A Camaggi(1) M Casagrande(1) M S Caroppo(1) S Andreoni(1)

1:AOU Maggiore della Carità, Laboratory of Microbiology and Virology – Novara, Italy

In recent decades, non-tuberculous mycobacteria (NTM) infection rates raised, due to the increased number of immunocompromised individuals. Fast and accurate identification tools are essential for an effective an appropriate treatment of NTM infections. MALDI-TOF MS has become a reliable tool for mycobacteria identification, despite their challenging cell wall structure. Here, we evaluated the new MTB Mycobacteria-IVD kit (Bruker Daltonics, Germany), based on chemical cell-inactivation and mechanical-disruption of cell aggregates, using Line Probe Assay (GenoType Mycobacterium CM/AS-Hain-Lifescience,GmbH) and/or DNA sequencing results as a reference.

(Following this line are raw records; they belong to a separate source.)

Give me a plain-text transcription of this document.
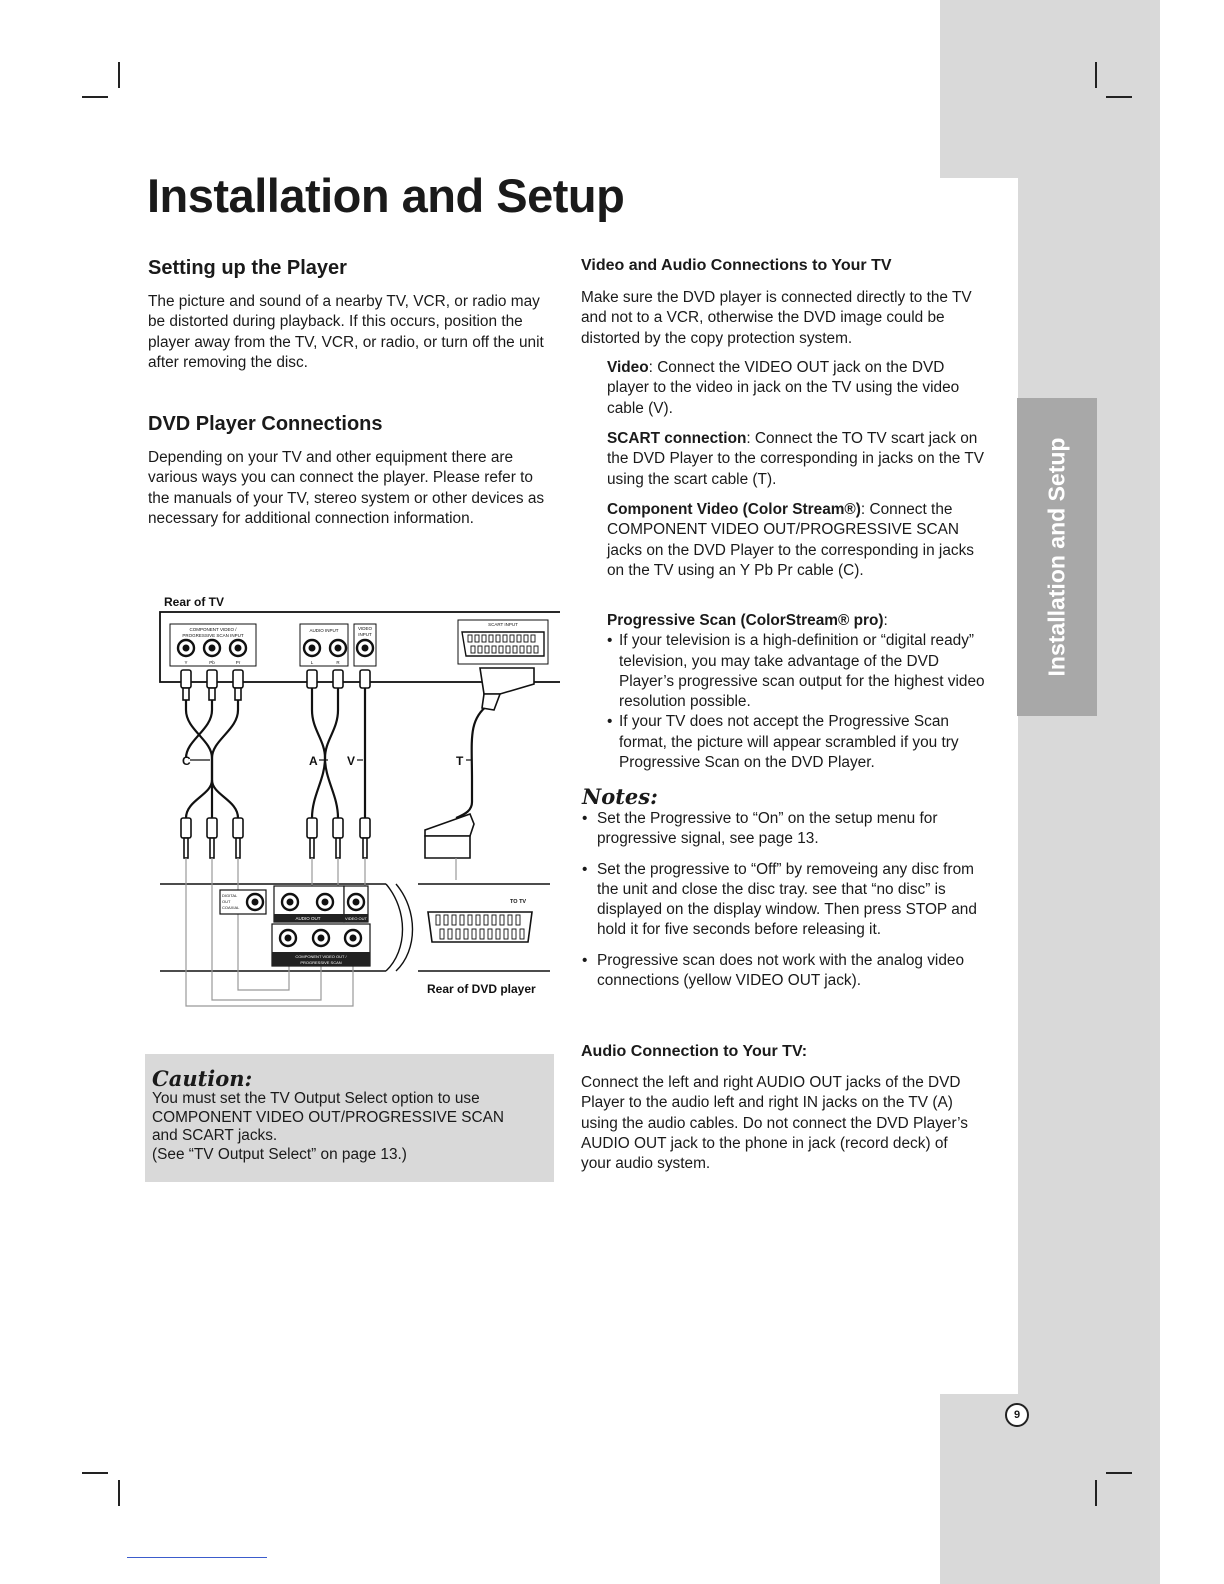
Installation and Setup
Installation and Setup
Setting up the Player

The picture and sound of a nearby TV, VCR, or radio may be distorted during playback. If this occurs, position the player away from the TV, VCR, or radio, or turn off the unit after removing the disc.

DVD Player Connections

Depending on your TV and other equipment there are various ways you can connect the player. Please refer to the manuals of your TV, stereo system or other devices as necessary for additional connection information.

Rear of TV
COMPONENT VIDEO /
PROGRESSIVE SCAN INPUT
Y	Pb	Pr
AUDIO INPUT
L	R
VIDEO
INPUT
SCART INPUT
C	A V	T
DIGITAL
OUT
COAXIAL
AUDIO OUT	VIDEO OUT
COMPONENT VIDEO OUT /
PROGRESSIVE SCAN
TO TV
Rear of DVD player
Caution:
You must set the TV Output Select option to use
COMPONENT VIDEO OUT/PROGRESSIVE SCAN
and SCART jacks.
(See “TV Output Select” on page 13.)
Video and Audio Connections to Your TV

Make sure the DVD player is connected directly to the TV and not to a VCR, otherwise the DVD image could be distorted by the copy protection system.

Video: Connect the VIDEO OUT jack on the DVD player to the video in jack on the TV using the video cable (V).

SCART connection: Connect the TO TV scart jack on the DVD Player to the corresponding in jacks on the TV using the scart cable (T).

Component Video (Color Stream®): Connect the COMPONENT VIDEO OUT/PROGRESSIVE SCAN jacks on the DVD Player to the corresponding in jacks on the TV using an Y Pb Pr cable (C).

Progressive Scan (ColorStream® pro):
• If your television is a high-definition or “digital ready” television, you may take advantage of the DVD Player’s progressive scan output for the highest video resolution possible.
• If your TV does not accept the Progressive Scan format, the picture will appear scrambled if you try Progressive Scan on the DVD Player.
Notes:
• Set the Progressive to “On” on the setup menu for progressive signal, see page 13.
• Set the progressive to “Off” by removeing any disc from the unit and close the disc tray. see that “no disc” is displayed on the display window. Then press STOP and hold it for five seconds before releasing it.
• Progressive scan does not work with the analog video connections (yellow VIDEO OUT jack).
Audio Connection to Your TV:

Connect the left and right AUDIO OUT jacks of the DVD Player to the audio left and right IN jacks on the TV (A) using the audio cables. Do not connect the DVD Player’s AUDIO OUT jack to the phone in jack (record deck) of your audio system.

9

Fifty various NTM species were cultured on solid and liquid media and on blood cultures bottles. A mycobacterial biomass was washed and inactivated with the ready-to-use reagents (Washing Solution, Inactivation Reagent) for 30 minutes at room temperature. After centrifugation (2 min), the pellet was mixed with formic acid and acetonitrile, vortexed and centrifuged at max-speed for 2 minutes. Supernatant (1 µL) was spotted in triplicate onto the MALDI plate. Once dried, Bruker Matrix-HCCA was added, and MALDI-TOF MS identification was performed, using Mycobacteria IVD Library v2.0. Overall, the identification was achieved in less on 45 minutes. Results interpretation was performed according to the manufacturer’s instructions: log(score) ≥ 1.80 highly-probable identification, log(score) between 1.60 and 1.79 probable identification and log(score) <1.60 not assigned identification. Identifications were correct for all NTMs examined. From liquid media culture (low biomass) identifications showed a log(score)< 1.60 but correct.

Our results suggest that Mycobacteria-IVD kit could provide a great advantage for timely and cost-saving NTMs identification with potential relevant implications for patient outcome.